[thelist] restricting an account to one device

Ken Schaefer ken at adOpenStatic.com
Fri Jan 10 10:59:51 UTC 2020


To prevent multiple sign-ins, you need to maintain an active session database on the server side.

At the very least, on every login, you check to see if there's an existing active session for that user, and you sign-out any other session (or prevent the new session). This doesn't prevent credential sharing, but it does prevent simultaneous logins. If you are able, check on every page request, rather than just login.

The hoops you are going through below is a different measure. This is likely a risk-based authentication system, where various parameters about your usage patten (browser, mobile device ID, IP address) are used to gauge how likely you are to be who you say you are.

FWIW, I work in IAM architecture at a fairly large bank. There are many ways to, figuratively, skin the cat. The above is the basic way of doing it.

Regards
Ken

-----Original Message-----
From: thelist <thelist-bounces at lists.evolt.org> On Behalf Of Bob Meetin
Sent: Friday, 10 January 2020 2:26 PM
To: thelist at lists.evolt.org
Subject: [thelist] restricting an account to one device

Greetings,

Since thelist is alive, here's a question that I was thinking to post on stackoverflow but feels more like feedback material.

I have a project, a customer with a paid membership system. The customer wants the security set up so tight that there is no possibility of simultaneous logins - he has referenced online banking systems as a model several times. Curious, I just ran some tests with my online banking thru Chase. I opened up 2 different browsers, one Firefox and the other Chrome.

 1. I signed in with Firefox - entered username and password. It
    recognized me from home so no extra hoops.
 2. I then signed in with Chrome - after entering the username and
    password, it prompted me for hoops as it did not recognize the
    device. I had to go through 3 hoops screens including obtaining a
    code through email (or sms) before I could log in. This worked. Okay.
 3. Just to see I then tried signing in with my phone.

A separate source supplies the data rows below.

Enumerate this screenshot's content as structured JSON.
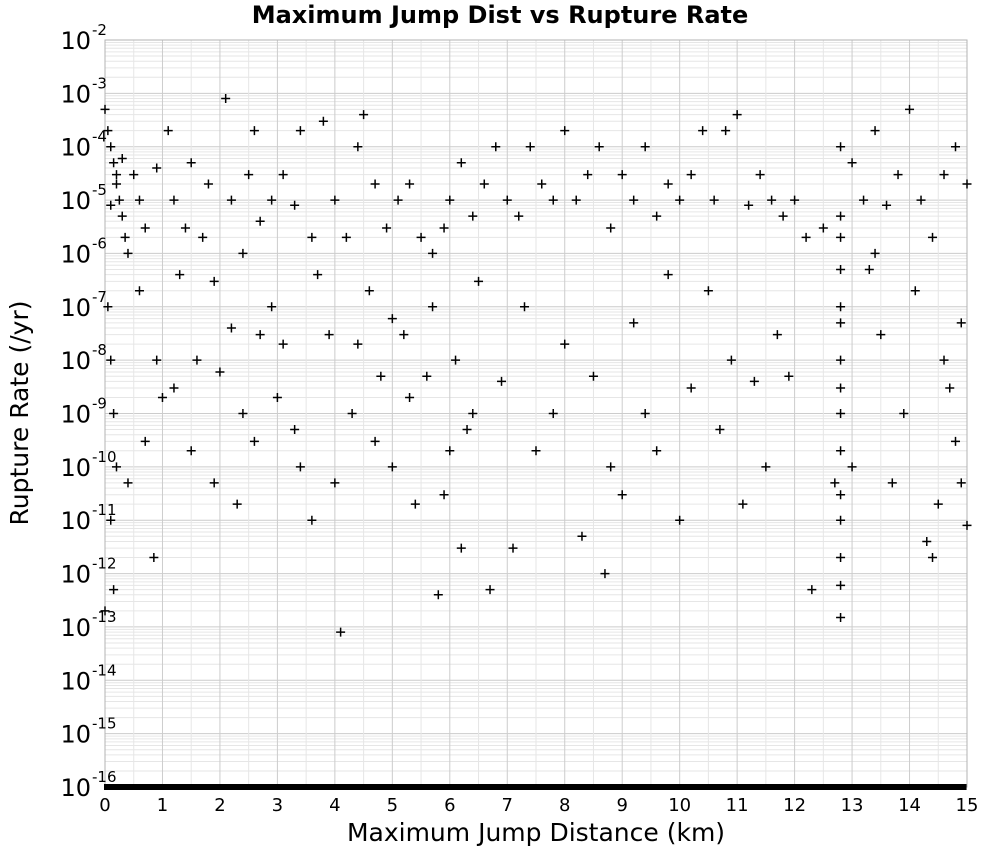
{
  "chart_data": {
    "type": "scatter",
    "title": "Maximum Jump Dist vs Rupture Rate",
    "xlabel": "Maximum Jump Distance (km)",
    "ylabel": "Rupture Rate (/yr)",
    "xlim": [
      0,
      15
    ],
    "ylim_log10": [
      -16,
      -2
    ],
    "y_scale": "log",
    "grid": true,
    "legend": "none",
    "marker": "plus",
    "marker_color": "#000000",
    "x_ticks": [
      "0",
      "1",
      "2",
      "3",
      "4",
      "5",
      "6",
      "7",
      "8",
      "9",
      "10",
      "11",
      "12",
      "13",
      "14",
      "15"
    ],
    "y_ticks": [
      {
        "base": "10",
        "exp": "-2"
      },
      {
        "base": "10",
        "exp": "-3"
      },
      {
        "base": "10",
        "exp": "-4"
      },
      {
        "base": "10",
        "exp": "-5"
      },
      {
        "base": "10",
        "exp": "-6"
      },
      {
        "base": "10",
        "exp": "-7"
      },
      {
        "base": "10",
        "exp": "-8"
      },
      {
        "base": "10",
        "exp": "-9"
      },
      {
        "base": "10",
        "exp": "-10"
      },
      {
        "base": "10",
        "exp": "-11"
      },
      {
        "base": "10",
        "exp": "-12"
      },
      {
        "base": "10",
        "exp": "-13"
      },
      {
        "base": "10",
        "exp": "-14"
      },
      {
        "base": "10",
        "exp": "-15"
      },
      {
        "base": "10",
        "exp": "-16"
      }
    ],
    "points": [
      {
        "x": 0.0,
        "y": 0.0005
      },
      {
        "x": 0.05,
        "y": 0.0002
      },
      {
        "x": 0.1,
        "y": 0.0001
      },
      {
        "x": 0.15,
        "y": 5e-05
      },
      {
        "x": 0.2,
        "y": 2e-05
      },
      {
        "x": 0.25,
        "y": 1e-05
      },
      {
        "x": 0.3,
        "y": 5e-06
      },
      {
        "x": 0.35,
        "y": 2e-06
      },
      {
        "x": 0.4,
        "y": 1e-06
      },
      {
        "x": 0.1,
        "y": 8e-06
      },
      {
        "x": 0.2,
        "y": 3e-05
      },
      {
        "x": 0.3,
        "y": 6e-05
      },
      {
        "x": 0.05,
        "y": 1e-07
      },
      {
        "x": 0.1,
        "y": 1e-08
      },
      {
        "x": 0.15,
        "y": 1e-09
      },
      {
        "x": 0.2,
        "y": 1e-10
      },
      {
        "x": 0.1,
        "y": 1e-11
      },
      {
        "x": 0.0,
        "y": 2e-13
      },
      {
        "x": 0.15,
        "y": 5e-13
      },
      {
        "x": 0.85,
        "y": 2e-12
      },
      {
        "x": 0.5,
        "y": 3e-05
      },
      {
        "x": 0.6,
        "y": 1e-05
      },
      {
        "x": 0.7,
        "y": 3e-06
      },
      {
        "x": 0.9,
        "y": 4e-05
      },
      {
        "x": 1.1,
        "y": 0.0002
      },
      {
        "x": 1.2,
        "y": 1e-05
      },
      {
        "x": 1.4,
        "y": 3e-06
      },
      {
        "x": 1.5,
        "y": 5e-05
      },
      {
        "x": 1.7,
        "y": 2e-06
      },
      {
        "x": 1.8,
        "y": 2e-05
      },
      {
        "x": 1.9,
        "y": 3e-07
      },
      {
        "x": 2.1,
        "y": 0.0008
      },
      {
        "x": 2.2,
        "y": 1e-05
      },
      {
        "x": 2.4,
        "y": 1e-06
      },
      {
        "x": 2.5,
        "y": 3e-05
      },
      {
        "x": 2.6,
        "y": 0.0002
      },
      {
        "x": 2.7,
        "y": 4e-06
      },
      {
        "x": 2.9,
        "y": 1e-05
      },
      {
        "x": 3.1,
        "y": 3e-05
      },
      {
        "x": 3.3,
        "y": 8e-06
      },
      {
        "x": 3.4,
        "y": 0.0002
      },
      {
        "x": 3.6,
        "y": 2e-06
      },
      {
        "x": 3.8,
        "y": 0.0003
      },
      {
        "x": 4.0,
        "y": 1e-05
      },
      {
        "x": 4.2,
        "y": 2e-06
      },
      {
        "x": 4.4,
        "y": 0.0001
      },
      {
        "x": 4.5,
        "y": 0.0004
      },
      {
        "x": 4.7,
        "y": 2e-05
      },
      {
        "x": 4.9,
        "y": 3e-06
      },
      {
        "x": 5.1,
        "y": 1e-05
      },
      {
        "x": 5.3,
        "y": 2e-05
      },
      {
        "x": 5.5,
        "y": 2e-06
      },
      {
        "x": 5.7,
        "y": 1e-06
      },
      {
        "x": 5.9,
        "y": 3e-06
      },
      {
        "x": 6.0,
        "y": 1e-05
      },
      {
        "x": 6.2,
        "y": 5e-05
      },
      {
        "x": 6.4,
        "y": 5e-06
      },
      {
        "x": 6.6,
        "y": 2e-05
      },
      {
        "x": 6.8,
        "y": 0.0001
      },
      {
        "x": 7.0,
        "y": 1e-05
      },
      {
        "x": 7.2,
        "y": 5e-06
      },
      {
        "x": 7.4,
        "y": 0.0001
      },
      {
        "x": 7.6,
        "y": 2e-05
      },
      {
        "x": 7.8,
        "y": 1e-05
      },
      {
        "x": 8.0,
        "y": 0.0002
      },
      {
        "x": 8.2,
        "y": 1e-05
      },
      {
        "x": 8.4,
        "y": 3e-05
      },
      {
        "x": 8.6,
        "y": 0.0001
      },
      {
        "x": 8.8,
        "y": 3e-06
      },
      {
        "x": 9.0,
        "y": 3e-05
      },
      {
        "x": 9.2,
        "y": 1e-05
      },
      {
        "x": 9.4,
        "y": 0.0001
      },
      {
        "x": 9.6,
        "y": 5e-06
      },
      {
        "x": 9.8,
        "y": 2e-05
      },
      {
        "x": 10.0,
        "y": 1e-05
      },
      {
        "x": 10.2,
        "y": 3e-05
      },
      {
        "x": 10.4,
        "y": 0.0002
      },
      {
        "x": 10.6,
        "y": 1e-05
      },
      {
        "x": 10.8,
        "y": 0.0002
      },
      {
        "x": 11.0,
        "y": 0.0004
      },
      {
        "x": 11.2,
        "y": 8e-06
      },
      {
        "x": 11.4,
        "y": 3e-05
      },
      {
        "x": 11.6,
        "y": 1e-05
      },
      {
        "x": 11.8,
        "y": 5e-06
      },
      {
        "x": 12.0,
        "y": 1e-05
      },
      {
        "x": 12.2,
        "y": 2e-06
      },
      {
        "x": 12.5,
        "y": 3e-06
      },
      {
        "x": 12.8,
        "y": 0.0001
      },
      {
        "x": 13.0,
        "y": 5e-05
      },
      {
        "x": 13.2,
        "y": 1e-05
      },
      {
        "x": 13.4,
        "y": 0.0002
      },
      {
        "x": 13.6,
        "y": 8e-06
      },
      {
        "x": 13.8,
        "y": 3e-05
      },
      {
        "x": 14.0,
        "y": 0.0005
      },
      {
        "x": 14.2,
        "y": 1e-05
      },
      {
        "x": 14.4,
        "y": 2e-06
      },
      {
        "x": 14.6,
        "y": 3e-05
      },
      {
        "x": 14.8,
        "y": 0.0001
      },
      {
        "x": 15.0,
        "y": 2e-05
      },
      {
        "x": 0.6,
        "y": 2e-07
      },
      {
        "x": 0.9,
        "y": 1e-08
      },
      {
        "x": 1.2,
        "y": 3e-09
      },
      {
        "x": 1.5,
        "y": 2e-10
      },
      {
        "x": 1.9,
        "y": 5e-11
      },
      {
        "x": 2.2,
        "y": 4e-08
      },
      {
        "x": 2.4,
        "y": 1e-09
      },
      {
        "x": 2.6,
        "y": 3e-10
      },
      {
        "x": 2.9,
        "y": 1e-07
      },
      {
        "x": 3.1,
        "y": 2e-08
      },
      {
        "x": 3.3,
        "y": 5e-10
      },
      {
        "x": 3.6,
        "y": 1e-11
      },
      {
        "x": 3.9,
        "y": 3e-08
      },
      {
        "x": 4.1,
        "y": 8e-14
      },
      {
        "x": 4.3,
        "y": 1e-09
      },
      {
        "x": 4.6,
        "y": 2e-07
      },
      {
        "x": 4.8,
        "y": 5e-09
      },
      {
        "x": 5.0,
        "y": 1e-10
      },
      {
        "x": 5.2,
        "y": 3e-08
      },
      {
        "x": 5.4,
        "y": 2e-11
      },
      {
        "x": 5.6,
        "y": 5e-09
      },
      {
        "x": 5.8,
        "y": 4e-13
      },
      {
        "x": 5.9,
        "y": 3e-11
      },
      {
        "x": 6.1,
        "y": 1e-08
      },
      {
        "x": 6.3,
        "y": 5e-10
      },
      {
        "x": 6.5,
        "y": 3e-07
      },
      {
        "x": 6.7,
        "y": 5e-13
      },
      {
        "x": 6.9,
        "y": 4e-09
      },
      {
        "x": 7.1,
        "y": 3e-12
      },
      {
        "x": 7.3,
        "y": 1e-07
      },
      {
        "x": 7.5,
        "y": 2e-10
      },
      {
        "x": 7.8,
        "y": 1e-09
      },
      {
        "x": 8.0,
        "y": 2e-08
      },
      {
        "x": 8.3,
        "y": 5e-12
      },
      {
        "x": 8.5,
        "y": 5e-09
      },
      {
        "x": 8.7,
        "y": 1e-12
      },
      {
        "x": 8.8,
        "y": 1e-10
      },
      {
        "x": 9.0,
        "y": 3e-11
      },
      {
        "x": 9.2,
        "y": 5e-08
      },
      {
        "x": 9.4,
        "y": 1e-09
      },
      {
        "x": 9.6,
        "y": 2e-10
      },
      {
        "x": 9.8,
        "y": 4e-07
      },
      {
        "x": 10.0,
        "y": 1e-11
      },
      {
        "x": 10.2,
        "y": 3e-09
      },
      {
        "x": 10.5,
        "y": 2e-07
      },
      {
        "x": 10.7,
        "y": 5e-10
      },
      {
        "x": 10.9,
        "y": 1e-08
      },
      {
        "x": 11.1,
        "y": 2e-11
      },
      {
        "x": 11.3,
        "y": 4e-09
      },
      {
        "x": 11.5,
        "y": 1e-10
      },
      {
        "x": 11.7,
        "y": 3e-08
      },
      {
        "x": 11.9,
        "y": 5e-09
      },
      {
        "x": 12.3,
        "y": 5e-13
      },
      {
        "x": 12.7,
        "y": 5e-11
      },
      {
        "x": 12.8,
        "y": 1e-09
      },
      {
        "x": 12.8,
        "y": 2e-10
      },
      {
        "x": 12.8,
        "y": 1e-08
      },
      {
        "x": 12.8,
        "y": 5e-08
      },
      {
        "x": 12.8,
        "y": 1e-07
      },
      {
        "x": 12.8,
        "y": 5e-07
      },
      {
        "x": 12.8,
        "y": 2e-06
      },
      {
        "x": 12.8,
        "y": 5e-06
      },
      {
        "x": 12.8,
        "y": 3e-11
      },
      {
        "x": 12.8,
        "y": 1e-11
      },
      {
        "x": 12.8,
        "y": 2e-12
      },
      {
        "x": 12.8,
        "y": 6e-13
      },
      {
        "x": 12.8,
        "y": 1.5e-13
      },
      {
        "x": 12.8,
        "y": 3e-09
      },
      {
        "x": 13.0,
        "y": 1e-10
      },
      {
        "x": 13.3,
        "y": 5e-07
      },
      {
        "x": 13.5,
        "y": 3e-08
      },
      {
        "x": 13.7,
        "y": 5e-11
      },
      {
        "x": 13.9,
        "y": 1e-09
      },
      {
        "x": 14.1,
        "y": 2e-07
      },
      {
        "x": 14.3,
        "y": 4e-12
      },
      {
        "x": 14.4,
        "y": 2e-12
      },
      {
        "x": 14.6,
        "y": 1e-08
      },
      {
        "x": 14.8,
        "y": 3e-10
      },
      {
        "x": 14.9,
        "y": 5e-11
      },
      {
        "x": 15.0,
        "y": 8e-12
      },
      {
        "x": 14.9,
        "y": 5e-08
      },
      {
        "x": 14.7,
        "y": 3e-09
      },
      {
        "x": 14.5,
        "y": 2e-11
      },
      {
        "x": 13.4,
        "y": 1e-06
      },
      {
        "x": 0.4,
        "y": 5e-11
      },
      {
        "x": 0.7,
        "y": 3e-10
      },
      {
        "x": 1.0,
        "y": 2e-09
      },
      {
        "x": 1.3,
        "y": 4e-07
      },
      {
        "x": 1.6,
        "y": 1e-08
      },
      {
        "x": 2.0,
        "y": 6e-09
      },
      {
        "x": 2.3,
        "y": 2e-11
      },
      {
        "x": 2.7,
        "y": 3e-08
      },
      {
        "x": 3.0,
        "y": 2e-09
      },
      {
        "x": 3.4,
        "y": 1e-10
      },
      {
        "x": 3.7,
        "y": 4e-07
      },
      {
        "x": 4.0,
        "y": 5e-11
      },
      {
        "x": 4.4,
        "y": 2e-08
      },
      {
        "x": 4.7,
        "y": 3e-10
      },
      {
        "x": 5.0,
        "y": 6e-08
      },
      {
        "x": 5.3,
        "y": 2e-09
      },
      {
        "x": 5.7,
        "y": 1e-07
      },
      {
        "x": 6.0,
        "y": 2e-10
      },
      {
        "x": 6.2,
        "y": 3e-12
      },
      {
        "x": 6.4,
        "y": 1e-09
      }
    ],
    "baseline_value": 1e-16
  }
}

I had to go
    through the same hoops as with Chrome but got signed in successfully.

Observation? I was able to sign in with 3 different devices at the same time, simultaneously. The sessions timeout automatically after about
5-10 minutes, but the bank system allows many simultaneous sessions, different devices.

When signed in there is an option to view recent signin history, called AccountSafe. In my case it shows 3 different devices (not really devices but what they call devices). There is one for each desktop browser and another for my phone browser. They are identified as:

Linux x86_64
Linux x86_64
LInux (my android phone)

Recording OS information in itself does not seem like enough to lock down device access. I have a little function for grabbing some information like the following from visitors:

IP address
OS: Linus, Android, etc
Browser: Chrome, Firefox, etc
Device: PC, mobile
Extended OS info: X11; Ubuntu; Linux x86_64; rv:71.0

Next I rebooted my router to get a new IP address and deleted all cookies and session info. This did nothing to restore jumping through hoops of having to reauthenticate. The bank system still recognizes the three devices and prompts for simple username/password access.

Q1) What is the bank doing, recording to allow only those particular devices that I have authenticated. My understanding is that MAC address is not viable.

I am pretty sure I that I can set up a function using either sessions or cookies to detect if someone is currently signed in (maybe using browsing history, etc) and prevent a second person from signing in with the same account unless they go through authentication hoops. Not sure.

Q2) How would you approach preventing multiple simultaneous logins? 
Preferred method?

The goal is to prevent account sharing.